Penginjil di Tondano Gagal Bujuk Kiai Mojo Masuk Kristen, Mengapa?
Pada abad ke-17, orang Minahasa berhasil mengusir Spanyol dengan bantuan Belanda. Imbalannya, Kompeni kemudian menempatkan seorang residen di Manado.
Orang Tondano tidak setuju dengan kesepakatan ini, sehingga menentang keberadaan residen di Manado. Tapi ada beberapa kepala negeri yang menjalin hubungan dengan Kompeni dan menyatakan niatnya masuk Kristen pada 1780-an.
Tapi Kompeni kemudian bangkrut, dan 10 tahun kemudian Belanda menaklukkan orang-orang Tondano. Kristenisasi terus berlanjut, tetapi mengapa penginjil di Tondano gagal membujuk Kiai Mojo dan pengikutnya masuk Kristen?
Kiai Mojo, panglima perang Pangeran Diponegoro, dibuang ke Tondano pada 1828. Pada 1831, Pendeta Joseph Kamp di Maluku mengirim penginjil Johann Friedrich Riedel dan Johann Gottlieb Schwarz ke Minahasa.
Pendeta Kamp mewakili gereja yang ada di Maluku memiliki tugas memelihara jemaat-jemaat Kristen di Minahasa peninggalan Kompeni. Sedangkan Riedel dan Schwarz mendapat tugas mengkristenkan orang-orang yang masih menganut agama lokal.
Riedel ditugaskan di Tondano, sekarang menjadi ibu kota Kabupaten Minahasa, harus menghadapi kepala-kepala negeri yang masih membenci Belanda. Baru pada 1834, ia berhasil membaptis beberapa orang Tondano.
Pada 1839 ia sudah mendapatkan 800 orang Tondano yang masuk Kristen. Ia pun membangun gereja di Tondano.
Selain harus menguasai bahasa Melayu, Riedel juga belajar bahasa Tondano selama ia tinggal di Tondano. Selain ia sampaikan dalam bahasa Melayu, ajaran Kristen juga ia ajarkan dalam bahasa Tondano.
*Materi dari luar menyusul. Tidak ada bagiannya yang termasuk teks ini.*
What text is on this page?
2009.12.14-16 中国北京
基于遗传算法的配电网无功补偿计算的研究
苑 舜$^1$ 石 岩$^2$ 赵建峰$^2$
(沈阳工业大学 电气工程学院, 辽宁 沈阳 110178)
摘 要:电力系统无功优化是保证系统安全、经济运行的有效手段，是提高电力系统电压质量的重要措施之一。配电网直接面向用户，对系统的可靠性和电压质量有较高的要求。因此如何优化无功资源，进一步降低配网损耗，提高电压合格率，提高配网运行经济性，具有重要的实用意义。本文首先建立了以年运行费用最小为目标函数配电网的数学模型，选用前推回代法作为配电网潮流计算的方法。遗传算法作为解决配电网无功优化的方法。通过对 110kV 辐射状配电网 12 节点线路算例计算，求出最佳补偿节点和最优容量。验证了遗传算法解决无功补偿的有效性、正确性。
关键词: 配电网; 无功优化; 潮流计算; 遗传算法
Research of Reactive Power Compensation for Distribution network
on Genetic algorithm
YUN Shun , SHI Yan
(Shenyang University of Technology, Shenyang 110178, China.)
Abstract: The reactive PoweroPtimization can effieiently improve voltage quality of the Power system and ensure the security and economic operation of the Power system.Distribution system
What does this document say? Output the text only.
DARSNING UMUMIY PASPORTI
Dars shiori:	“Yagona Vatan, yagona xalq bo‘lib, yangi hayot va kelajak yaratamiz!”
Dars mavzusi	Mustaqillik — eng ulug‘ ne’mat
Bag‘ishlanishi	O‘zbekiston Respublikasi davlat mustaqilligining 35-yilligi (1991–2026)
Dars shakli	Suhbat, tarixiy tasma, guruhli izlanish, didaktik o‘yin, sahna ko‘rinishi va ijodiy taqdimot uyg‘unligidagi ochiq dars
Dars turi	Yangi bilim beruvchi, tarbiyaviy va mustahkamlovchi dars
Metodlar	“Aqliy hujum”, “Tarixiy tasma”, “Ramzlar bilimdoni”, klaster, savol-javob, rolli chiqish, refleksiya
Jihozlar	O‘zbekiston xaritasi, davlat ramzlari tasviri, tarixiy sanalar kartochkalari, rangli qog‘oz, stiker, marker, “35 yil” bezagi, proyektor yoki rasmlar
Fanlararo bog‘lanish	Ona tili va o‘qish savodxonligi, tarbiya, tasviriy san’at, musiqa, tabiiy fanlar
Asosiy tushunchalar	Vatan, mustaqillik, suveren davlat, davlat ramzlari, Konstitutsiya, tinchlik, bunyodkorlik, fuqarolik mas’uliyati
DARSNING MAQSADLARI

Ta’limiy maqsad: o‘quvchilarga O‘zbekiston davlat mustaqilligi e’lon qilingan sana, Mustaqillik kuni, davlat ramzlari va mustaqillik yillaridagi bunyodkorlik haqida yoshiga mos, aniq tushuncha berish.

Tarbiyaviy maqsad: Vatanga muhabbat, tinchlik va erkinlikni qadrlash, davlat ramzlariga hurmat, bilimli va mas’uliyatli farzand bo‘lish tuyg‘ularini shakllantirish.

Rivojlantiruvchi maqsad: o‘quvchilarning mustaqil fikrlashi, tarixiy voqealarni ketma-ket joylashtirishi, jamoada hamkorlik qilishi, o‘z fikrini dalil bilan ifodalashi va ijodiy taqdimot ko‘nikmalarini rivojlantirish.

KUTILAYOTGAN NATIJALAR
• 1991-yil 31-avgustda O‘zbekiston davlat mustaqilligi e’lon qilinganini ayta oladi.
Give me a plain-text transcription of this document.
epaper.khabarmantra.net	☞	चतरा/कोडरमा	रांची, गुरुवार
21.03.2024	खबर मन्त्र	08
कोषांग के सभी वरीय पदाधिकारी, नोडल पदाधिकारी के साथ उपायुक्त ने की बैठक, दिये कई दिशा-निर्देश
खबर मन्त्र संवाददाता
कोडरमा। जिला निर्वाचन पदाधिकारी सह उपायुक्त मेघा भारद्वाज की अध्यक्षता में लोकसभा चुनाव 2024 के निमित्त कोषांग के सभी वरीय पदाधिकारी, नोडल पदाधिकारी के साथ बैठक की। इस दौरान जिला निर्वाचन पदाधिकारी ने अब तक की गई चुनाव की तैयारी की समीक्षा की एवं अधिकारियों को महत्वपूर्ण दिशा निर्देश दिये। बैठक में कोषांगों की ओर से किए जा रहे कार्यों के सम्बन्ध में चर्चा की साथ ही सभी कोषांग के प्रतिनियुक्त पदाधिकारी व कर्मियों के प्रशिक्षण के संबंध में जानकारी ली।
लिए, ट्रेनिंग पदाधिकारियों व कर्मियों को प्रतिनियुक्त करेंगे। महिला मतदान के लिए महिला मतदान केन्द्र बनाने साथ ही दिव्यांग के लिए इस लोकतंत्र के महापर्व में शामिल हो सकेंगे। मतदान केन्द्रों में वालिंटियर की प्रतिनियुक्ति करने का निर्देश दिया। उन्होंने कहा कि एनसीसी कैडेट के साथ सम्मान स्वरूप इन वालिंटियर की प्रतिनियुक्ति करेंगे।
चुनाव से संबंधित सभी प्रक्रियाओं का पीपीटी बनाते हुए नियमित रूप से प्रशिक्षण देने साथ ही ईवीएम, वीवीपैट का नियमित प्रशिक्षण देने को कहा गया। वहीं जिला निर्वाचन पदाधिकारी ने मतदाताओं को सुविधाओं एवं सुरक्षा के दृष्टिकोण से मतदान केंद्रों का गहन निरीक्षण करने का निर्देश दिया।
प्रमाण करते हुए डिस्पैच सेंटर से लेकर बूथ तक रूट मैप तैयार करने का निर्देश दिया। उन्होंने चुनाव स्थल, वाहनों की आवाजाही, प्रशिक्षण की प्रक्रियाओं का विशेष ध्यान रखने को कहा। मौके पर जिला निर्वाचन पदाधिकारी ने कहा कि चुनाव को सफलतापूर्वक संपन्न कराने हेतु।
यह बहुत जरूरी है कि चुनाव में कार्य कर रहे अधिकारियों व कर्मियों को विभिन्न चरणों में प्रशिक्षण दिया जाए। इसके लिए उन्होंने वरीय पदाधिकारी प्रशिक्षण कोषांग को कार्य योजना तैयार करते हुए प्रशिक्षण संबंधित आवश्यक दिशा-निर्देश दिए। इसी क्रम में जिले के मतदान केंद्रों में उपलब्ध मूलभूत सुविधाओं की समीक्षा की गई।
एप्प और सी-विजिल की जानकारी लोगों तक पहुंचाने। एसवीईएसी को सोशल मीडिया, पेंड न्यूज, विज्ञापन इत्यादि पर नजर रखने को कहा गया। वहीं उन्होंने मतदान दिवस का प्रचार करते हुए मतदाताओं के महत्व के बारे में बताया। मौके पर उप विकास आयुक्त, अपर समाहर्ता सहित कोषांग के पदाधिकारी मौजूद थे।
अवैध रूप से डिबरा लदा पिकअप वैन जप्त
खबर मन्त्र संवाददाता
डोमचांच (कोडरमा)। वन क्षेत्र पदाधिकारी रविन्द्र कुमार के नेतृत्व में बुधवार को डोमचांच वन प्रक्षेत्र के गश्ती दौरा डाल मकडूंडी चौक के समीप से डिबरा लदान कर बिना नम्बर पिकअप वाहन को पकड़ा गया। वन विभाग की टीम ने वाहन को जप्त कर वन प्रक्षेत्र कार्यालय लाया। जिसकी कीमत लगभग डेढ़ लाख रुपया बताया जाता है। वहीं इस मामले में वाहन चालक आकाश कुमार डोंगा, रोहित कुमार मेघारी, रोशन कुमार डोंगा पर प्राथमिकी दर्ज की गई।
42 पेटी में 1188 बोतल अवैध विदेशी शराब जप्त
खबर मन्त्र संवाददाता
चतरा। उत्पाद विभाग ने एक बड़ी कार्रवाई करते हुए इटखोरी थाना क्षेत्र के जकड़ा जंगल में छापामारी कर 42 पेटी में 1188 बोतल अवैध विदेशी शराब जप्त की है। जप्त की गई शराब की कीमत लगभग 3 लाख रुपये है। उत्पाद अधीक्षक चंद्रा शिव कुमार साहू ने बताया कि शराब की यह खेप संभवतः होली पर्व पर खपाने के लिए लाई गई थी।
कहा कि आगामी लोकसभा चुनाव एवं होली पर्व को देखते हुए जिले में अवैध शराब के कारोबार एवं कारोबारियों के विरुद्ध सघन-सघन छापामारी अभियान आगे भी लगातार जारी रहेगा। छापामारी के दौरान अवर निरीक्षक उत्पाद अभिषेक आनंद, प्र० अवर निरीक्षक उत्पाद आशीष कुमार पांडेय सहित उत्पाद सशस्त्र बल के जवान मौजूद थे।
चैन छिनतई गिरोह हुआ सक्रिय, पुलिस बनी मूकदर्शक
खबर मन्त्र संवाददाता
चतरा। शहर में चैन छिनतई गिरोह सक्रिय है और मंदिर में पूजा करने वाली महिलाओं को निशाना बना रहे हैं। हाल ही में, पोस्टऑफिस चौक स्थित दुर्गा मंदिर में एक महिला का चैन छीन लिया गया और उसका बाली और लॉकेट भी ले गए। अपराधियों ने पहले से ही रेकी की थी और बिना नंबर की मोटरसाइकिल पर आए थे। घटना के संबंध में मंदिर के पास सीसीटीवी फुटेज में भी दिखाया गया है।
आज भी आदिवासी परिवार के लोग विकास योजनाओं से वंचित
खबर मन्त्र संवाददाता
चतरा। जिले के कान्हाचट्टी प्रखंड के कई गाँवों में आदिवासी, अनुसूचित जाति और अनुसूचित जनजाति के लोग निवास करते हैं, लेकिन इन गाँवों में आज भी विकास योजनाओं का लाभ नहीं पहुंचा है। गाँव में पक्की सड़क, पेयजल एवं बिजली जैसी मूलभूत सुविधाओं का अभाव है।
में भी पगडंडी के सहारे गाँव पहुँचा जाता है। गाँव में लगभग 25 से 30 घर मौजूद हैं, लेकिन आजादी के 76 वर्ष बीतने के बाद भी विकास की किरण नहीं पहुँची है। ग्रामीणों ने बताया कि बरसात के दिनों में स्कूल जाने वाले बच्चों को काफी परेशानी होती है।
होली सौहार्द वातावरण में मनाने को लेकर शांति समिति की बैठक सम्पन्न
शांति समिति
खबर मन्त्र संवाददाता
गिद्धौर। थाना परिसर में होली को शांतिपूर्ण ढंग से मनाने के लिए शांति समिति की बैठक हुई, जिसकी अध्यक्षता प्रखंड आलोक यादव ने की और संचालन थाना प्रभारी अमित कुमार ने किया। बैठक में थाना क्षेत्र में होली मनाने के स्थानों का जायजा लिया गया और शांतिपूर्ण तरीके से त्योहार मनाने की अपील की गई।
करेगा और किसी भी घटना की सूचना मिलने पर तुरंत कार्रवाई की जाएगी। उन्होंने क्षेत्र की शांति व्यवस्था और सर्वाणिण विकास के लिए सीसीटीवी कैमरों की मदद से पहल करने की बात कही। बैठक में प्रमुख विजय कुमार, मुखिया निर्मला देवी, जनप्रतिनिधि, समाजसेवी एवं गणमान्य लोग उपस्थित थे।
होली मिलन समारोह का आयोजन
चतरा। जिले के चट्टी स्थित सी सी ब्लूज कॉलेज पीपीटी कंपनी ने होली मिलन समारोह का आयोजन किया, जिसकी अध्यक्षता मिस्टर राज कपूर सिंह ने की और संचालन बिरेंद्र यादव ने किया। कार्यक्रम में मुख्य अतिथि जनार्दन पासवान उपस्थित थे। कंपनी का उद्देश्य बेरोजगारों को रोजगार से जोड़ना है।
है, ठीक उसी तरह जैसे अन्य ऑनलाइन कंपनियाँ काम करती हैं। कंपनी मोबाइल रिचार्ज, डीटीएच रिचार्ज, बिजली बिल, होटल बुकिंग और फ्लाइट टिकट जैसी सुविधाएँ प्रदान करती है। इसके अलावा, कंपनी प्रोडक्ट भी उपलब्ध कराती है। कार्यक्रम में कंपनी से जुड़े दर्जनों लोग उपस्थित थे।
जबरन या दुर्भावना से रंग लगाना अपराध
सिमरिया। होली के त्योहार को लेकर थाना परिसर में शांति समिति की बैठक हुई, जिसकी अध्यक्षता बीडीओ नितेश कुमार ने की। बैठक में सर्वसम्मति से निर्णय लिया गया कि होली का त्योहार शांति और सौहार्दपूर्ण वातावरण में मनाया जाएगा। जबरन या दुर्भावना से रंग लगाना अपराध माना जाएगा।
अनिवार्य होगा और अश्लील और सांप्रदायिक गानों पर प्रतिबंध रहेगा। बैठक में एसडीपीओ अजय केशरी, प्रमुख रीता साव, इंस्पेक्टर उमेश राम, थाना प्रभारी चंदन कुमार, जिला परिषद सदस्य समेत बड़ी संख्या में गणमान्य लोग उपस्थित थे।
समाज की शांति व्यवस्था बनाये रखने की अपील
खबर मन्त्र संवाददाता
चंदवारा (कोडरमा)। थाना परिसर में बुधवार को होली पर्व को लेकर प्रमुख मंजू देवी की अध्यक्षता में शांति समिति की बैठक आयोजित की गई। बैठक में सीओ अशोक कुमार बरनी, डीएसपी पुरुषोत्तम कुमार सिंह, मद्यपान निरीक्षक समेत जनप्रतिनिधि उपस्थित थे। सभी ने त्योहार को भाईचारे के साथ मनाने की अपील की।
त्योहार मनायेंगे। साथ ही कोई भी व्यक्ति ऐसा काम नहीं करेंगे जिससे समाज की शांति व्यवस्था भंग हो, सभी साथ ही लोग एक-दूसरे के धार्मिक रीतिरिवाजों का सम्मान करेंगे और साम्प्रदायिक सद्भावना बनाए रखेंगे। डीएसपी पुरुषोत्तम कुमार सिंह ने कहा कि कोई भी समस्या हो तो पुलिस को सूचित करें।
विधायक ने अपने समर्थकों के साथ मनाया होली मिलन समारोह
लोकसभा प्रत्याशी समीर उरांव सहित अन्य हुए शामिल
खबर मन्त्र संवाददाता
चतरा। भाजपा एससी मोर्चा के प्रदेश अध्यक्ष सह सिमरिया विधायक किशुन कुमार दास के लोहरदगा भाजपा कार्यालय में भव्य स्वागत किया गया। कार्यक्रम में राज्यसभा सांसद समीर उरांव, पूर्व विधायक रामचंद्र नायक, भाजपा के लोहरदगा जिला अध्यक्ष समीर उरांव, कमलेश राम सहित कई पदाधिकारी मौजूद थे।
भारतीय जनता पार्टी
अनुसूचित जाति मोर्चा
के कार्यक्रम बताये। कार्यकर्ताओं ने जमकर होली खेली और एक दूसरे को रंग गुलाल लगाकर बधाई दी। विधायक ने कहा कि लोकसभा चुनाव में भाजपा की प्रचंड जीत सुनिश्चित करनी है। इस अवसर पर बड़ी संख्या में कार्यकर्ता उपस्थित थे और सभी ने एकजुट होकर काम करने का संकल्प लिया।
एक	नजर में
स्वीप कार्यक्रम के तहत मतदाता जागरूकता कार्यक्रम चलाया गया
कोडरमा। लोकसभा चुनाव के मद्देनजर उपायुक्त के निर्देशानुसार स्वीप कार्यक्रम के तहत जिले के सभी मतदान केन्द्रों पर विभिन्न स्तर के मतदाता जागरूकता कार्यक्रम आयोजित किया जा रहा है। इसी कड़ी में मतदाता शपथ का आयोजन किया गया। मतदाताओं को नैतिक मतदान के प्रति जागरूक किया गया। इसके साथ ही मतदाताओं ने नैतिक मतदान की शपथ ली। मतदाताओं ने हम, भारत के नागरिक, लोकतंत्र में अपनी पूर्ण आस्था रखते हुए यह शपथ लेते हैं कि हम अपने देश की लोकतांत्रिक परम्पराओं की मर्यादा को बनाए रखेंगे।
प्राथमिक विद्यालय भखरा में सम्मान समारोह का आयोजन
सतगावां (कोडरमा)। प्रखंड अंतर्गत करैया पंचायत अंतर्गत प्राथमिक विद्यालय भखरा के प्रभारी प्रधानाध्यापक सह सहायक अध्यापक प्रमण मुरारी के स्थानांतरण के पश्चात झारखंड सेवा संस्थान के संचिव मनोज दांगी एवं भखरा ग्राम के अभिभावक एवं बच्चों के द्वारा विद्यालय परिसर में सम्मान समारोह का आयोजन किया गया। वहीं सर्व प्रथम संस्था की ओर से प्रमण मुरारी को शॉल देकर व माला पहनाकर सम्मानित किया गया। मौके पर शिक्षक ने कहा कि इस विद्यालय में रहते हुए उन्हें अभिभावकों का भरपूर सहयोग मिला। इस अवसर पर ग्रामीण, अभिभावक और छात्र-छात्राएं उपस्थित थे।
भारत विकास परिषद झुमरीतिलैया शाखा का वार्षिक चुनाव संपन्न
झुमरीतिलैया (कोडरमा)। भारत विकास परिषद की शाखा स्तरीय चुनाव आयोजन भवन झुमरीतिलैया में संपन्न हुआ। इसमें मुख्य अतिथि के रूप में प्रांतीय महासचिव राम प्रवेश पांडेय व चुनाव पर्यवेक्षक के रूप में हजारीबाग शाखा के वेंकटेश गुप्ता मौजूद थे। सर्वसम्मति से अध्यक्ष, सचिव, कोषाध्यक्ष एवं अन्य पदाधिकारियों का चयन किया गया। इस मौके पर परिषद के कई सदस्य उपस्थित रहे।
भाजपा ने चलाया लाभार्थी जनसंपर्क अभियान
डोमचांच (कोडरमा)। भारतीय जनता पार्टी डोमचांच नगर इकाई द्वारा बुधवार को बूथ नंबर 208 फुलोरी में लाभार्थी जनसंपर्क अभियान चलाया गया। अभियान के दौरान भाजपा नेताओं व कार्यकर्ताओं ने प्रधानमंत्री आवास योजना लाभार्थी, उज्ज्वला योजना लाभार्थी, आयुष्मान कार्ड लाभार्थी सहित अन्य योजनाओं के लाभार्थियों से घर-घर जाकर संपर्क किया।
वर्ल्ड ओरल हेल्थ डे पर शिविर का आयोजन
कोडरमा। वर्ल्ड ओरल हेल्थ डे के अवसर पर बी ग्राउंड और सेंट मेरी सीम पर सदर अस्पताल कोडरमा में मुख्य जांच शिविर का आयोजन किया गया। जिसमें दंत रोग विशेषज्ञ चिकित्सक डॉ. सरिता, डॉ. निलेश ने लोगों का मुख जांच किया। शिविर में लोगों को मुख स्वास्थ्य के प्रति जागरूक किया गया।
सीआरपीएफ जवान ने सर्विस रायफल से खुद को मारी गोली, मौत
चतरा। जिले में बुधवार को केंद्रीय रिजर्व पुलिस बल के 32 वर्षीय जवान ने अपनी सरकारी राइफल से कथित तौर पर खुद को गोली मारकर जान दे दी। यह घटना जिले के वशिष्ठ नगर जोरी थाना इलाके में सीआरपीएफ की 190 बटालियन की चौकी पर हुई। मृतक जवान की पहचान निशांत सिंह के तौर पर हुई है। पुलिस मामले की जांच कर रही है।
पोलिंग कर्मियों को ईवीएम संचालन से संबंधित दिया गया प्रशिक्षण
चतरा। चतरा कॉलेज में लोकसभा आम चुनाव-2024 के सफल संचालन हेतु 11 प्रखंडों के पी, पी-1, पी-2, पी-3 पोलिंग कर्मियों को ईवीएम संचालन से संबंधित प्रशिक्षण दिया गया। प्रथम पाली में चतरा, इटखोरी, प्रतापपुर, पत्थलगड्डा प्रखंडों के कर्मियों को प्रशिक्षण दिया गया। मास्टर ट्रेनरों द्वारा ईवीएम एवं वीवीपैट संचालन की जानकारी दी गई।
Ia sudah menguasai bahasa Melayu sejak bertugas di Ambon. Ia mempelajari bahasa Tondano setelah ia tinggal di Tondano.
Saat ia datang di Tondano pada 1831, sudah ada orang Tondano yang masuk Kristen pada zaman Kompeni berkuasa. Pemahaman mereka tentang Kristen yang diterima oleh penginjil-penginjil dari Maluku pada masa Kompeni, berbeda dengan pemahaman Riedel.
“Pokoknya, yang diingini oleh orang-orang Tondano, apalagi oleh orang-orang Minahasa lainnya, bukanlah agama Kristen ala Riedel,” tulis Dr Th van den End di buku Ragi Carita 1.
Setelah sering mengunjungi orang-orang Tondano, Riedel ganti mengundang mereka ke rumah. “Di kemudian hari ia mengundang orang agar datang ke rumahnya pada sore hari, supaya bersama-sama mengadakan penelaahan Alkitab berdoa dan bernyanyi,” tulis Van den End.
Riedel pun perlu bersikap ramah terhadap orang-orang Tondano. Ia menyambut orang-orang yang berkunjung ke rumahnya dengan cara yang memuaskan.
Menurut N Graafland di buku Minahasa, istri Riedel menyuguhkan kopi dan kue kepada para tamunya. Dalam pertemuan itu ia bicara tentang kebun dan tanaman sambil menyelipkan pesan-pesan untuk menghormati Kristus.